His further three games came the following season and he played right-back in home wins over West Brom (1-0) and Fulham (5-2) and a home defeat to Leeds (1-2). At the end of the season he was released and joined Bristol Rovers. Sadly he failed to break into Rovers’ first team and a year later was back in the Midlands playing briefly for Kettering Town before signing for Lockheed Leamington under his former City team-mate Les Latham. Eric’s arrival at the Windmill Ground in 1949 coincided with the Brakes’ first season in the Birmingham Combination and the team finished last but one in the league. The following season however saw the team improve to ninth and win the Birmingham Senior Cup for the first time and Eric was in the team that beat Hereford United Reserves in the final after a replay. The first game, at Nuneaton, ended 2-2 but Lockheed won the replay at their own Windmill Ground 3-1 in front of a ground record 3,500. Earlier that season Eric scored a rare goal (from the penalty spot) in an 11-2 home win over Atherstone. The team picture, kindly supplied by Chris Wilson, shows the successful Lockheed team of 1950-51 with Eric far left on the back row.

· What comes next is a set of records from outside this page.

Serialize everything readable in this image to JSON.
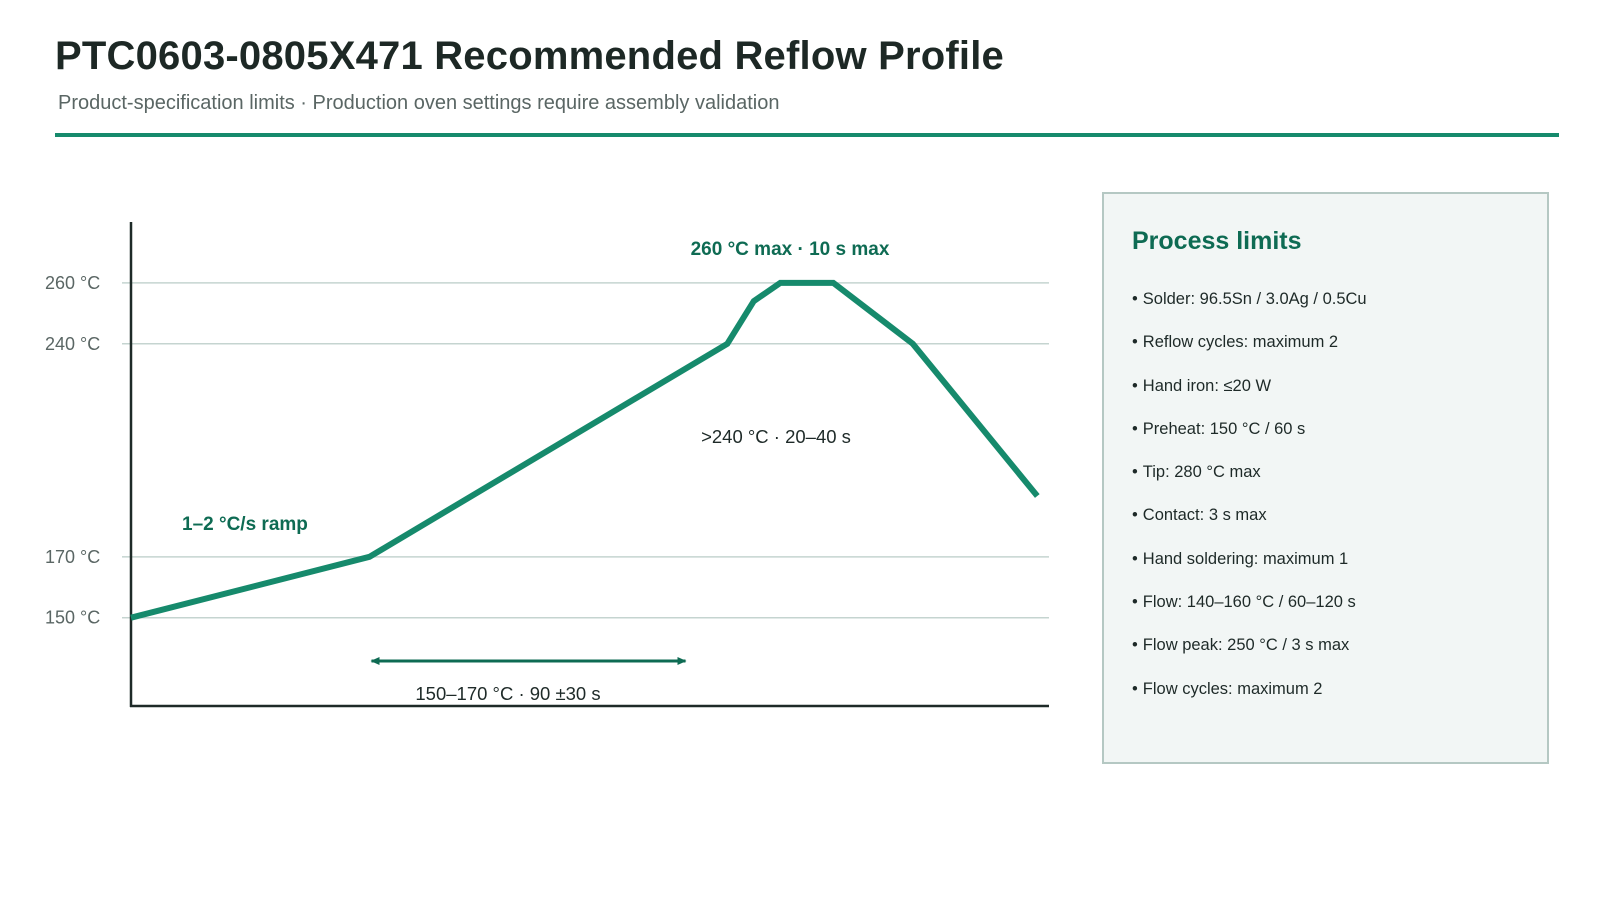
{
  "header": {
    "title": "PTC0603-0805X471 Recommended Reflow Profile",
    "subtitle": "Product-specification limits · Production oven settings require assembly validation"
  },
  "colors": {
    "accent": "#168a6c",
    "accent_dark": "#0e6b53",
    "gridline": "#c5d4d0",
    "axis": "#1e2a28",
    "panel_bg": "#f2f6f5",
    "panel_border": "#b5c8c3"
  },
  "chart_data": {
    "type": "line",
    "title": "",
    "xlabel": "",
    "ylabel": "",
    "yticks": [
      {
        "label": "150 °C",
        "value": 150
      },
      {
        "label": "170 °C",
        "value": 170
      },
      {
        "label": "240 °C",
        "value": 240
      },
      {
        "label": "260 °C",
        "value": 260
      }
    ],
    "ylim": [
      121,
      280
    ],
    "xlim": [
      0,
      340
    ],
    "grid": true,
    "series": [
      {
        "x": [
          0,
          90,
          225,
          235,
          245,
          265,
          295,
          342
        ],
        "y": [
          150,
          170,
          240,
          254,
          260,
          260,
          240,
          190
        ]
      }
    ],
    "annotations": {
      "ramp": "1–2 °C/s ramp",
      "peak": "260 °C max · 10 s max",
      "above240": ">240 °C · 20–40 s",
      "soak": "150–170 °C · 90 ±30 s"
    },
    "soak_arrow": {
      "x_start": 90,
      "x_end": 210
    }
  },
  "panel": {
    "title": "Process limits",
    "items": [
      "Solder: 96.5Sn / 3.0Ag / 0.5Cu",
      "Reflow cycles: maximum 2",
      "Hand iron: ≤20 W",
      "Preheat: 150 °C / 60 s",
      "Tip: 280 °C max",
      "Contact: 3 s max",
      "Hand soldering: maximum 1",
      "Flow: 140–160 °C / 60–120 s",
      "Flow peak: 250 °C / 3 s max",
      "Flow cycles: maximum 2"
    ]
  }
}
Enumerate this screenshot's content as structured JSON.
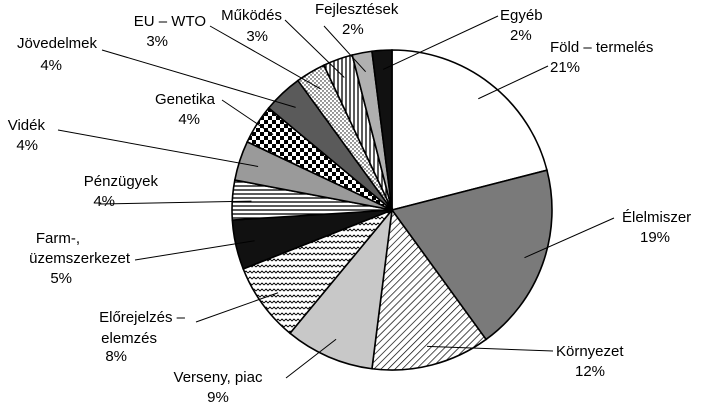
{
  "chart_data": {
    "type": "pie",
    "title": "",
    "start": "top",
    "direction": "clockwise",
    "slices": [
      {
        "label": "Föld – termelés",
        "value": 21,
        "value_label": "21%",
        "color": "#ffffff"
      },
      {
        "label": "Élelmiszer",
        "value": 19,
        "value_label": "19%",
        "color": "#7a7a7a"
      },
      {
        "label": "Környezet",
        "value": 12,
        "value_label": "12%",
        "color": "#ffffff",
        "pattern": "diagonal"
      },
      {
        "label": "Verseny, piac",
        "value": 9,
        "value_label": "9%",
        "color": "#c8c8c8"
      },
      {
        "label": "Előrejelzés – elemzés",
        "value": 8,
        "value_label": "8%",
        "color": "#ffffff",
        "pattern": "waves"
      },
      {
        "label": "Farm-, üzemszerkezet",
        "value": 5,
        "value_label": "5%",
        "color": "#111111"
      },
      {
        "label": "Pénzügyek",
        "value": 4,
        "value_label": "4%",
        "color": "#ffffff",
        "pattern": "horizontal"
      },
      {
        "label": "Vidék",
        "value": 4,
        "value_label": "4%",
        "color": "#9a9a9a"
      },
      {
        "label": "Genetika",
        "value": 4,
        "value_label": "4%",
        "color": "#ffffff",
        "pattern": "checker"
      },
      {
        "label": "Jövedelmek",
        "value": 4,
        "value_label": "4%",
        "color": "#5a5a5a"
      },
      {
        "label": "EU – WTO",
        "value": 3,
        "value_label": "3%",
        "color": "#ffffff",
        "pattern": "dots"
      },
      {
        "label": "Működés",
        "value": 3,
        "value_label": "3%",
        "color": "#ffffff",
        "pattern": "vertical"
      },
      {
        "label": "Fejlesztések",
        "value": 2,
        "value_label": "2%",
        "color": "#b0b0b0"
      },
      {
        "label": "Egyéb",
        "value": 2,
        "value_label": "2%",
        "color": "#111111"
      }
    ]
  }
}
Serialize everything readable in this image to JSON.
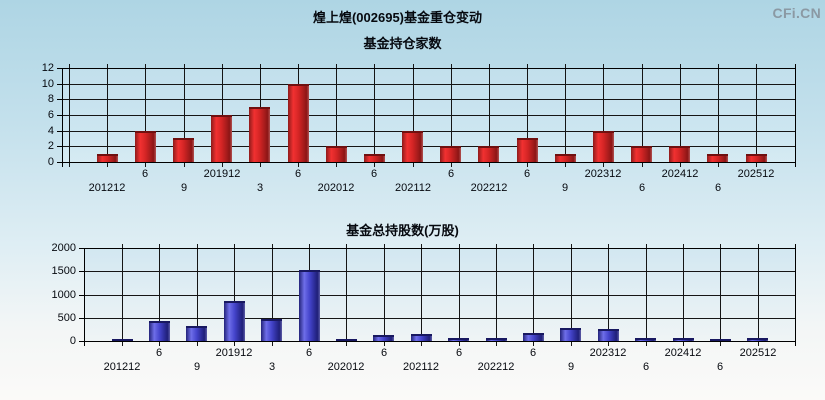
{
  "page": {
    "title": "煌上煌(002695)基金重仓变动",
    "watermark": "CFi.CN"
  },
  "colors": {
    "bar_red": "#e02525",
    "bar_red_dark": "#8f1b1b",
    "bar_blue": "#4545cd",
    "bar_blue_dark": "#23237a",
    "grid": "#151515",
    "label_text": "#06090f",
    "watermark_gray": "#8b99a3",
    "background_top": "#aed5e4",
    "background_bottom": "#fbfaf8"
  },
  "chart_data": [
    {
      "type": "bar",
      "title": "基金持仓家数",
      "categories": [
        "201212",
        "6",
        "9",
        "201912",
        "3",
        "6",
        "202012",
        "6",
        "202112",
        "6",
        "202212",
        "6",
        "9",
        "202312",
        "6",
        "202412",
        "6",
        "202512"
      ],
      "values": [
        1,
        4,
        3,
        6,
        7,
        10,
        2,
        1,
        4,
        2,
        2,
        3,
        1,
        4,
        2,
        2,
        1,
        1
      ],
      "ylim": [
        0,
        12
      ],
      "yticks": [
        0,
        2,
        4,
        6,
        8,
        10,
        12
      ],
      "bar_color": "red",
      "grid": "on",
      "x_label_layout": "staggered-two-rows"
    },
    {
      "type": "bar",
      "title": "基金总持股数(万股)",
      "categories": [
        "201212",
        "6",
        "9",
        "201912",
        "3",
        "6",
        "202012",
        "6",
        "202112",
        "6",
        "202212",
        "6",
        "9",
        "202312",
        "6",
        "202412",
        "6",
        "202512"
      ],
      "values": [
        40,
        440,
        330,
        850,
        470,
        1530,
        15,
        120,
        145,
        65,
        70,
        180,
        290,
        250,
        55,
        55,
        30,
        65
      ],
      "ylim": [
        0,
        2000
      ],
      "yticks": [
        0,
        500,
        1000,
        1500,
        2000
      ],
      "bar_color": "blue",
      "grid": "on",
      "x_label_layout": "staggered-two-rows"
    }
  ]
}
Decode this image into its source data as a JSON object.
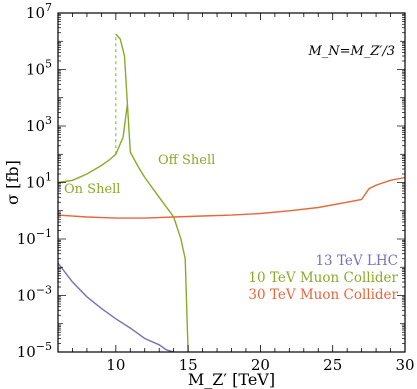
{
  "chart_data": {
    "type": "line",
    "xlabel": "M_Z′ [TeV]",
    "ylabel": "σ [fb]",
    "xlim": [
      6,
      30
    ],
    "ylim_log10": [
      -5,
      7
    ],
    "y_scale": "log",
    "x_ticks": [
      10,
      15,
      20,
      25,
      30
    ],
    "y_ticks_exp": [
      -5,
      -3,
      -1,
      1,
      3,
      5,
      7
    ],
    "annotation": "M_N=M_Z′/3",
    "labels": {
      "on_shell": "On Shell",
      "off_shell": "Off Shell"
    },
    "legend_position": "bottom-right",
    "series": [
      {
        "name": "13 TeV LHC",
        "color": "#7b70b8",
        "points": [
          [
            6,
            0.014
          ],
          [
            7,
            0.003
          ],
          [
            8,
            0.0009
          ],
          [
            9,
            0.00035
          ],
          [
            10,
            0.00015
          ],
          [
            11,
            7e-05
          ],
          [
            12,
            3e-05
          ],
          [
            13,
            1.8e-05
          ],
          [
            13.5,
            1.2e-05
          ],
          [
            14,
            1e-05
          ]
        ]
      },
      {
        "name": "10 TeV Muon Collider",
        "color": "#8aaa2b",
        "points": [
          [
            6,
            10
          ],
          [
            7,
            12
          ],
          [
            8,
            20
          ],
          [
            9,
            40
          ],
          [
            9.5,
            60
          ],
          [
            10,
            100
          ],
          [
            10.5,
            400
          ],
          [
            10.8,
            6000
          ],
          [
            11,
            120
          ],
          [
            11.5,
            40
          ],
          [
            12,
            15
          ],
          [
            13,
            3
          ],
          [
            14,
            0.6
          ],
          [
            14.5,
            0.1
          ],
          [
            14.8,
            0.02
          ],
          [
            15,
            1e-05
          ]
        ]
      },
      {
        "name": "30 TeV Muon Collider",
        "color": "#e8663a",
        "points": [
          [
            6,
            0.7
          ],
          [
            8,
            0.6
          ],
          [
            10,
            0.55
          ],
          [
            12,
            0.55
          ],
          [
            14,
            0.6
          ],
          [
            16,
            0.65
          ],
          [
            18,
            0.7
          ],
          [
            20,
            0.8
          ],
          [
            22,
            1.0
          ],
          [
            24,
            1.3
          ],
          [
            26,
            2.0
          ],
          [
            27,
            2.5
          ],
          [
            27.5,
            6
          ],
          [
            28,
            8
          ],
          [
            29,
            12
          ],
          [
            30,
            15
          ]
        ]
      }
    ],
    "dashed_segment": {
      "series": "10 TeV Muon Collider",
      "x": 10,
      "y_from": 100,
      "y_to": 1800000.0
    },
    "upper_branch": {
      "x": [
        10,
        10.3,
        10.6,
        10.8
      ],
      "y": [
        1800000.0,
        1200000.0,
        300000.0,
        6000
      ]
    }
  }
}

Former City player and director Micky French played with Eric both for City Reserves and later at Lockheed. He remembers Eric fondly and used to get a lift to training in Leamington on the pillion of Eric’s motorcycle. I spoke to Micky this week and he had this to say: ‘Eric and I hit it off at Coventry and played a few reserve team games together. When I finished my National Service in 1950 and went to play for Lockheed he was there and we took up where we left off. He was a popular but quiet man who was very kind and honest. But on the field he was a good footballer with an extremely hard tackle and it was best to avoid him in training. He was a real old-fashioned defender and took no prisoners’.
After he left professional football Eric became a painter and decorator and later joined the machine tool company Skelcher and Rowe where he worked as a maintenance man. He was a keen golfer and played at Cosby Golf Club in Leicestershire. He is survived by his wife Joyce. Eric was one of the early members of the Former Players Association when it was formed in 2007 and attended the first Legends Day. He will be sadly missed by his friends and former team-mates in the Association. Until his death he was the oldest former city player, a mantle now taken up by Colin Collindridge who lives in Nottingham and was 90 last November.